散々歩き回った末、どうにか麓へと降りられそうな道は見つけたが、  
既に日は暮れかけていて、これ以上迂闊に動き回るのは危険そうだった。  
「今夜はこのまま、夜明かしするしかないか」  
幸いにも季節は夏。それに山を歩くカメラマンの心得として、  
最低限の装備はしてきてある。俺は野宿の出来そうな場所を探して、  
付近を探索し始めた。と、その時、宵闇の向こうに俺は意外な影を見つける。  
どうやら人工の、建物のようだった。  
「まさか、こんな山奥に?」  
明かりが灯っているようには見えない。まさか人がいるとは思えなかったが、  
屋根だけでもあればしめたものだ。俺はそこに向かってみることにした。  
 
「廃寺か……驚きだな、こんな所に」  
そこは、一軒の荒れ寺だった。本堂らしき建物の入り口は破れ、建物は朽ち、  
ボロボロに荒れ果てている。恐らく、人が住まなくなってからかなりの年月が  
流れているのだろう。中を覗き込んでみると、天井板にも大きな破れ目ができている。  

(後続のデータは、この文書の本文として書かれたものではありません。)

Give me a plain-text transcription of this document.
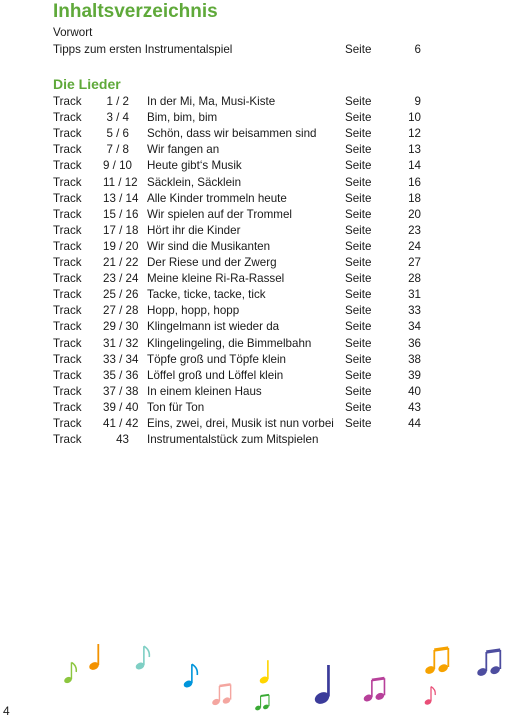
Inhaltsverzeichnis
Vorwort
Tipps zum ersten Instrumentalspiel	Seite	6
Die Lieder
Track 1 / 2 In der Mi, Ma, Musi-Kiste	Seite	9
Track 3 / 4 Bim, bim, bim	Seite	10
Track 5 / 6 Schön, dass wir beisammen sind Seite	12
Track 7 / 8 Wir fangen an	Seite	13
Track 9 / 10 Heute gibt‘s Musik	Seite	14
Track 11 / 12 Säcklein, Säcklein	Seite	16
Track 13 / 14 Alle Kinder trommeln heute	Seite	18
Track 15 / 16 Wir spielen auf der Trommel	Seite	20
Track 17 / 18 Hört ihr die Kinder	Seite	23
Track 19 / 20 Wir sind die Musikanten	Seite	24
Track 21 / 22 Der Riese und der Zwerg	Seite	27
Track 23 / 24 Meine kleine Ri-Ra-Rassel	Seite	28
Track 25 / 26 Tacke, ticke, tacke, tick	Seite	31
Track 27 / 28 Hopp, hopp, hopp	Seite	33
Track 29 / 30 Klingelmann ist wieder da	Seite	34
Track 31 / 32 Klingelingeling, die Bimmelbahn	Seite	36
Track 33 / 34 Töpfe groß und Töpfe klein	Seite	38
Track 35 / 36 Löffel groß und Löffel klein	Seite	39
Track 37 / 38 In einem kleinen Haus	Seite	40
Track 39 / 40 Ton für Ton	Seite	43
Track 41 / 42 Eins, zwei, drei, Musik ist nun vorbei Seite	44
Track	43 Instrumentalstück zum Mitspielen
4
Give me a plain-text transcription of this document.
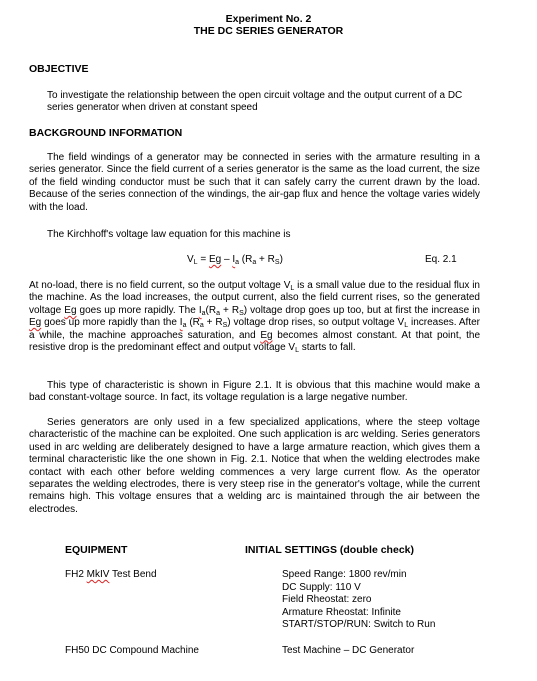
Experiment No. 2
THE DC SERIES GENERATOR
OBJECTIVE

To investigate the relationship between the open circuit voltage and the output current of a DC series generator when driven at constant speed

BACKGROUND INFORMATION

The field windings of a generator may be connected in series with the armature resulting in a series generator. Since the field current of a series generator is the same as the load current, the size of the field winding conductor must be such that it can safely carry the current drawn by the load. Because of the series connection of the windings, the air-gap flux and hence the voltage varies widely with the load.

The Kirchhoff's voltage law equation for this machine is
$V_L = Eg - I_a$ $(R_a + R_S)$	Eq. 2.1

At no-load, there is no field current, so the output voltage $V_L$ is a small value due to the residual flux in the machine. As the load increases, the output current, also the field current rises, so the generated voltage Eg goes up more rapidly. The $I_a(R_a + R_S)$ voltage drop goes up too, but at first the increase in Eg goes up more rapidly than the $I_a$ $(R_a + R_S)$ voltage drop rises, so output voltage $V_L$ increases. After a while, the machine approaches saturation, and Eg becomes almost constant. At that point, the resistive drop is the predominant effect and output voltage $V_L$ starts to fall.

This type of characteristic is shown in Figure 2.1. It is obvious that this machine would make a bad constant-voltage source. In fact, its voltage regulation is a large negative number.

Series generators are only used in a few specialized applications, where the steep voltage characteristic of the machine can be exploited. One such application is arc welding. Series generators used in arc welding are deliberately designed to have a large armature reaction, which gives them a terminal characteristic like the one shown in Fig. 2.1. Notice that when the welding electrodes make contact with each other before welding commences a very large current flow. As the operator separates the welding electrodes, there is very steep rise in the generator's voltage, while the current remains high. This voltage ensures that a welding arc is maintained through the air between the electrodes.

EQUIPMENT	INITIAL SETTINGS (double check)
FH2 MkIV Test Bend	Speed Range: 1800 rev/min
DC Supply: 110 V
Field Rheostat: zero
Armature Rheostat: Infinite
START/STOP/RUN: Switch to Run
FH50 DC Compound Machine	Test Machine – DC Generator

だが、屋根そのものはどうやらかろうじて無事のようだった。  
山の天気は、何しろ変わりやすい。雨漏りくらいはするかもしれないが、  
それでも野宿よりはずっとましというものだ。  
「ごめんください、一晩お世話になります……っと」  
まさか誰もいるはずはないのだが、一応、挨拶だけはしておく。  
と、その時、俺はかすかな、人の声のようなものを聞いた気がした。  
 
(どぅぞ)  
 
「いや……まさかな、ハハハ」  
担いでいた撮影機材を下ろし、俺は寝床を整えた。といっても、  
さすがに寝袋までは用意していないから、ビニールシート代わりに新品のゴミ袋を何枚か敷き、その上に着替えの服とタオルを重ねただけだ。こんなものでも、  
あるとないではぜんぜん違う。携帯非常食の乾パンと水だけの味気ない食事を取り、  
バスタオルにくるまって、俺はさっさと寝てしまうことにした。  
「これが怪談話なら、ここらで必ず狐や狸や妖怪なんかが現れるんだよな」  
口ではのん気にそう言ってみたが、月明かりにぼんやりと映る  
天井の大きな破れ目を眺めながら、俺は漠然とした違和感を覚えていた。  
どうも、何かに見られているような気がしてならない。  
「そういえば、このあたりに昔、油を下げた妖怪がいたってね」  
妖怪油すましを呼び出す、有名なまじないの文句を唱えてみる。  
話の通りなら、ここで油すましが『今もいるぞ』と言って姿を現すはずだ。  
「おーい、油すましさーん?」  
呼べども待てども、油すましは出てこなかった。まあ、当たり前なんだが、  
しかしどうせ出てくるなら、油すましあたりの無害な妖怪であってくれたほうがいいではないか。  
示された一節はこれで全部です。